CANCELLATIONS AND EAR-OPENERS, AS WOMEN DOMINATE

CANCELLATIONS AND EAR-OPENERS, AS WOMEN DOMINATE

A symphony program featuring exotic Eastern-European moderns, substitutes and  women-at-the-forefront provided a late-season highlight at the San Francisco Symphony, where the street might still be resounding from the unaccustomed claps and cheers of both musicians and audience.

And once again Susanna Mälkki was on the podium, clearly a strong prospect to be the S.F. Symphony’s next music director, with a big IF: provided she could be wrenched away from the current podia of Los Angeles, Helsinki and the Metropolitan Opera in New York.

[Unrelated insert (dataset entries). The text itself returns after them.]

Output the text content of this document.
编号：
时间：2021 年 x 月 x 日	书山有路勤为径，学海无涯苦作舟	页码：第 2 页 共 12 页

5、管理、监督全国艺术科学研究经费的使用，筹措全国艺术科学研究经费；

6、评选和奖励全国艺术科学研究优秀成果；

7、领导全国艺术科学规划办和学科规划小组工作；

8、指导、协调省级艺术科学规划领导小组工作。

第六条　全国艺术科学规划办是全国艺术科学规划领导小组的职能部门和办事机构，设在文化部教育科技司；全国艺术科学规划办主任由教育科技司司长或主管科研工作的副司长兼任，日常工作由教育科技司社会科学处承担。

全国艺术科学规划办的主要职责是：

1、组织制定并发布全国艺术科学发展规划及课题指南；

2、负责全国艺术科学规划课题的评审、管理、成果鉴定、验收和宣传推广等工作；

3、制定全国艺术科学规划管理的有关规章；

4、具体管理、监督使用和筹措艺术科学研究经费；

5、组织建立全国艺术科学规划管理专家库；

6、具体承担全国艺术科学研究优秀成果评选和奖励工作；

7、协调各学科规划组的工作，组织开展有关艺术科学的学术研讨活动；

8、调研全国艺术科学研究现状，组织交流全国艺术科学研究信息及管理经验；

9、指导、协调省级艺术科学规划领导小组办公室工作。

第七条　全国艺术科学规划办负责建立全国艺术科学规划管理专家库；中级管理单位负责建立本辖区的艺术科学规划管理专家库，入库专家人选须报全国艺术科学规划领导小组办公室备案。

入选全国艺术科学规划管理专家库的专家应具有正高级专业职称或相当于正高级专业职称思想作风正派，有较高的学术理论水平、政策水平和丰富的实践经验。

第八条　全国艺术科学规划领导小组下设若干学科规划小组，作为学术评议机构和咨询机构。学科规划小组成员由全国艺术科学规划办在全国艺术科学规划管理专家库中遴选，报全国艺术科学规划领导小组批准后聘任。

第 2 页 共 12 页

The women’s program (June 7) was hardly dented by the cancelation of violinist Hillary Hahn, who delivered a baby—a bullet-proof excuse for canceling a gig. That still left aboard Mälkki and  fellow Finn Kaija Saariaho, whose composition “Laterna Magica” (Magic Lantern) provided the bookend for the  concert program encompassing music from the time span 1875-2008.

“Laterna Magica” is a voluptuous ear-opener, an exercise in sensuous sonics rather than melodies. You just sat back and let delicious sounds waft over you in this feast for the ears. A serene calm featuring genteel percussion and occasional whispers from the players is dominant, with occasional gusts and sneaker waves from the big brass. Saariaho’s soundscape includes some foundry-like outbursts, but a lot of harp, marimba and tamtam to produce wondrous sounds over 22 minutes.

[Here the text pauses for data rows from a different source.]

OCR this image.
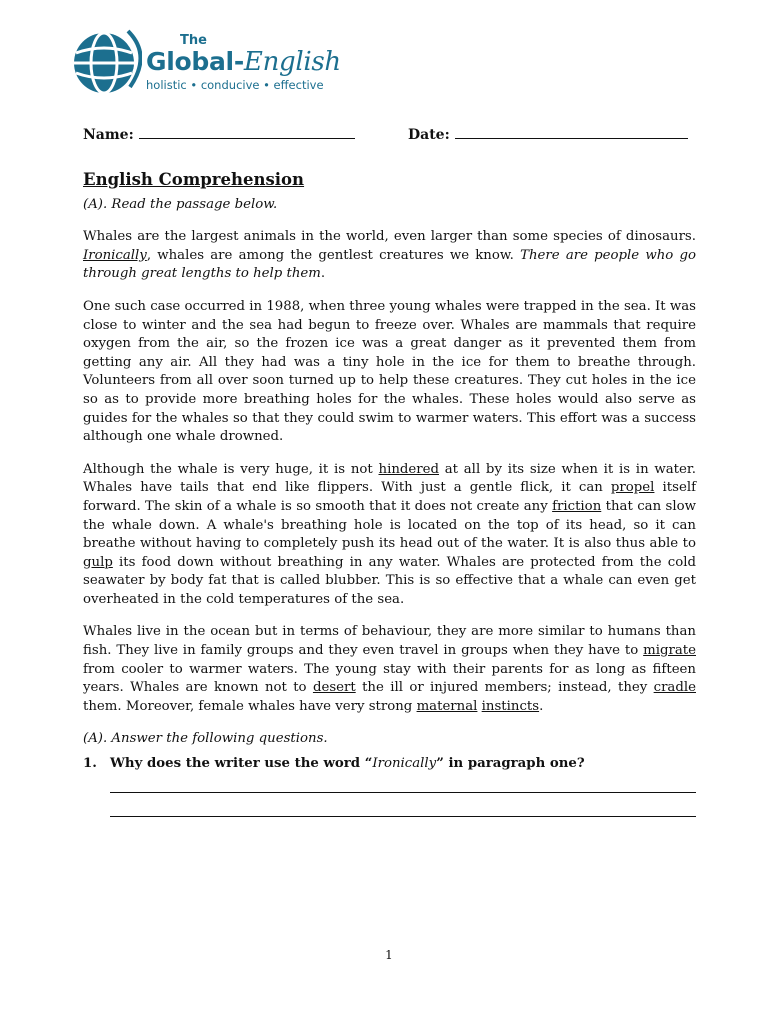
The
Global-English
holistic • conducive • effective
Name:	Date:
English Comprehension
(A). Read the passage below.

Whales are the largest animals in the world, even larger than some species of dinosaurs. Ironically, whales are among the gentlest creatures we know. There are people who go through great lengths to help them.

One such case occurred in 1988, when three young whales were trapped in the sea. It was close to winter and the sea had begun to freeze over. Whales are mammals that require oxygen from the air, so the frozen ice was a great danger as it prevented them from getting any air. All they had was a tiny hole in the ice for them to breathe through. Volunteers from all over soon turned up to help these creatures. They cut holes in the ice so as to provide more breathing holes for the whales. These holes would also serve as guides for the whales so that they could swim to warmer waters. This effort was a success although one whale drowned.

Although the whale is very huge, it is not hindered at all by its size when it is in water. Whales have tails that end like flippers. With just a gentle flick, it can propel itself forward. The skin of a whale is so smooth that it does not create any friction that can slow the whale down. A whale's breathing hole is located on the top of its head, so it can breathe without having to completely push its head out of the water. It is also thus able to gulp its food down without breathing in any water. Whales are protected from the cold seawater by body fat that is called blubber. This is so effective that a whale can even get overheated in the cold temperatures of the sea.

Whales live in the ocean but in terms of behaviour, they are more similar to humans than fish. They live in family groups and they even travel in groups when they have to migrate from cooler to warmer waters. The young stay with their parents for as long as fifteen years. Whales are known not to desert the ill or injured members; instead, they cradle them. Moreover, female whales have very strong maternal instincts.

(A). Answer the following questions.
1. Why does the writer use the word “Ironically” in paragraph one?
1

Best-known for her fanciful 2000 opera of yearning  “L’amour de loin” (The Distant Love), which has played both Santa Fe and the Met, Saariaho remains one of the salient modernists  with wit and imagination.

Scriabin’s“Poem of Ecstasy” (1907) is Russian-exotic, with the visionary composer striving for cosmic effects, a bit like “Thus Spake Zarathustra” and “The Planets.” Its trumpet solo (Mark Inouye) is repetitive, and some Debussy influence is perceptible. But Scriabin charted his own path through outer space, ending with what is best described as a supernova explosion.

The most musical solo I have ever heard in the Tchaikovsky Violin Concerto (among agood 25-35 auditions over the years) came from the elite “substitute” for Hahn, the Danish-Israeli violinist Nikolaj Zneider, 42. He didn’t just play the solo, he shaped it and phrased it, with ups and downs almost like conversation. It was absolutely brilliant musically, winning a rare, prolonged ovation from the musicians themselves, quite apart from the audience’s equally rare approbation after merely the first movement. He followed with an encore, Bach’s Sarabande (from PartitaNo. 2, D Minor).

His seldom-heard SF performances can only be explained by his busy dual career in Europe, where he conducts as far east as St. Petersburg in addition to violin engagements. Pity for us, laudable for him!!